P. H. : L’objectif professionnel, c’est de permettre à ces futurs acteurs dont la plupart vivront et travailleront à l’étranger d’interagir sans fantasmes avec les professionnels du renseignement. Pour cela, il faut avoir compris ses fondamentaux. Mais les perspectives d’évolution des services montrent qu’une familiarisation avec le sujet peut aussi constituer un débouché nouveau et intéressant pour ces diplômés. Les agences de renseignement recrutent de plus en plus de contractuels, et ce sont des services qui grandissent très vite, avec des besoins en recrutement plus élevés que ceux des Ministères des Affaires Étrangères ou de la Défense !

Mais, quel que soit leur projet de carrière, il nous semble cependant essentiel de rappeler que nous nous adressons avant tout à de futurs citoyens des démocraties, qui doivent se doter du vocabulaire et de la boîte à outils nécessaire pour se positionner sur un sujet aussi sensible. Ce qui nous paraît important, c’est de développer le sens critique des étudiants, de stimuler leur réflexion par rapport à une actualité très riche et qui déclenche souvent plus d’émotion que de raison.

  • C’est le cas avec la loi qui vient d'être adoptée sur le renseignement...

P. H. : Oui, et la polémique qu’elle suscite montre bien la difficulté à avoir une attitude raisonnée commune sur ce sujet, parce qu’on est trop soit dans l’ignorance, soit dans le fantasme. En fait, cette loi aborde les mêmes questions que notre cours : à quoi sert le renseignement ? Dans quel objectif ? Quelles sont au sein de l’Etat les structures habilitées à le pratiquer ? Avec quelles techniques ? Sous quel contrôle ? On peut naturellement Avoir des avis divergents sur telle ou telle aspect de son contenu, mais ce projet permettra à la France de ne plus être pratiquement la seule démocratie à ne pas avoir de cadre juridique en la matière. Cette loi a le mérite d’en proposer un, même si c’est trop peu, et trop tard : l’Allemagne l’a fait en 1990 et le Royaume-Uni en 1994…

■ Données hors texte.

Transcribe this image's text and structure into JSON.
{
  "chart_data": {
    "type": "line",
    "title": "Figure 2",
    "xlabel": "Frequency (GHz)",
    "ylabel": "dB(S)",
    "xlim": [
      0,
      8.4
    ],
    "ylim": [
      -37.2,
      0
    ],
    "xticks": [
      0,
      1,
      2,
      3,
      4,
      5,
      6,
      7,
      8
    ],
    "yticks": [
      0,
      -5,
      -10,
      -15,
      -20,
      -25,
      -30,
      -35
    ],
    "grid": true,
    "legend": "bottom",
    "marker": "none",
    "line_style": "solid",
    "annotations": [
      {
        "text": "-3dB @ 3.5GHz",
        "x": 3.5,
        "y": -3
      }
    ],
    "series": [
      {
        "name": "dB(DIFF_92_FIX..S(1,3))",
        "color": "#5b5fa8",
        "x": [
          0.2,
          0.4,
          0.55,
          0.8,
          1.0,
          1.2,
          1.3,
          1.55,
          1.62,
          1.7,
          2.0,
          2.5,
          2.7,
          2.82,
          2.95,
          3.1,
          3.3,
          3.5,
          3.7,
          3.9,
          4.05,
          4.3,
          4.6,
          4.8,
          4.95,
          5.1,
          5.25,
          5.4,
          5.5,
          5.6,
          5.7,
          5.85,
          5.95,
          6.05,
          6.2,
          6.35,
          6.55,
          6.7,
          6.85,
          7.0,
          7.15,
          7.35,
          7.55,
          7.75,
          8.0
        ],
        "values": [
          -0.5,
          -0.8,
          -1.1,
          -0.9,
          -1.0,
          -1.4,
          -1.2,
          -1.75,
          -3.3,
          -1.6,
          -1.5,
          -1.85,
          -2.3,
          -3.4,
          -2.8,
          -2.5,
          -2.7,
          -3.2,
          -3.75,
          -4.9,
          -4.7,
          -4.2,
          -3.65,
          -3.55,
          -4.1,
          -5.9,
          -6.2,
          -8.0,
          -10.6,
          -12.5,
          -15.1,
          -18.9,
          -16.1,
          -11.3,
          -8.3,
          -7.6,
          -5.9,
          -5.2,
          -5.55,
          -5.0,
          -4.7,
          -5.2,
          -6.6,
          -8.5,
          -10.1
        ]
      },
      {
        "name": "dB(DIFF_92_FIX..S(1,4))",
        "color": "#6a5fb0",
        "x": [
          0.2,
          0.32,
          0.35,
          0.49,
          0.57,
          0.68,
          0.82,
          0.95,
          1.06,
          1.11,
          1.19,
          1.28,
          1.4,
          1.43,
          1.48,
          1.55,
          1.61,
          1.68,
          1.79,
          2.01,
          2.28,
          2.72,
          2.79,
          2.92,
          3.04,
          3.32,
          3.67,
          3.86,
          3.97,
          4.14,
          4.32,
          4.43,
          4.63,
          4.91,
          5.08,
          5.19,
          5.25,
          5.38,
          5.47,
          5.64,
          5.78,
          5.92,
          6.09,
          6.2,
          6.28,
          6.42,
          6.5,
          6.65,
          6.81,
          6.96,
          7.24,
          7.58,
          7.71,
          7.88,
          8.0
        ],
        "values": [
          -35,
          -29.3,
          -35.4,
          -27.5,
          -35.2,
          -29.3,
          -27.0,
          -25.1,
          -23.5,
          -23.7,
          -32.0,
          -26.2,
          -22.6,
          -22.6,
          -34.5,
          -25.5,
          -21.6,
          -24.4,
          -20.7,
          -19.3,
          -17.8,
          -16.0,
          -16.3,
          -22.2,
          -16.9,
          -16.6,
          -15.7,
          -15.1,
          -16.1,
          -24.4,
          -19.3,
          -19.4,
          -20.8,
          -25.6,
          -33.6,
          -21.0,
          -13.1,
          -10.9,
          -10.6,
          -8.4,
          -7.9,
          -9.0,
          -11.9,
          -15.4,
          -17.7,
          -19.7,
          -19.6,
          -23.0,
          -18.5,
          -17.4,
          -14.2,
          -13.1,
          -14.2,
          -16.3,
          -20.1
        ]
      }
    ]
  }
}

  • Cette loi répond-elle à un besoin ?

P. H. : La réponse peut être discutée, mais il était vraiment nécessaire qu’on se dote de ce cadre. Le renseignement sort d’un cycle de 25 ans de contre-terrorisme majoritaire. Pour la plupart des citoyens, il sert à les protéger dans le métro. Ce doit naturellement être le cas, dans la mesure du possible, mais son rôle ne se réduit pas à la sécurité : le renseignement permet aussi de garantir l’autonomie des nations, en leur permettant, par exemple, de vérifier les engagements diplomatiques. Cette loi permet de savoir comment positionner le renseignement dans les années qui viennent : c’est un signe de maturité démocratique qu’accepter de répondre à ces questions fondamentales.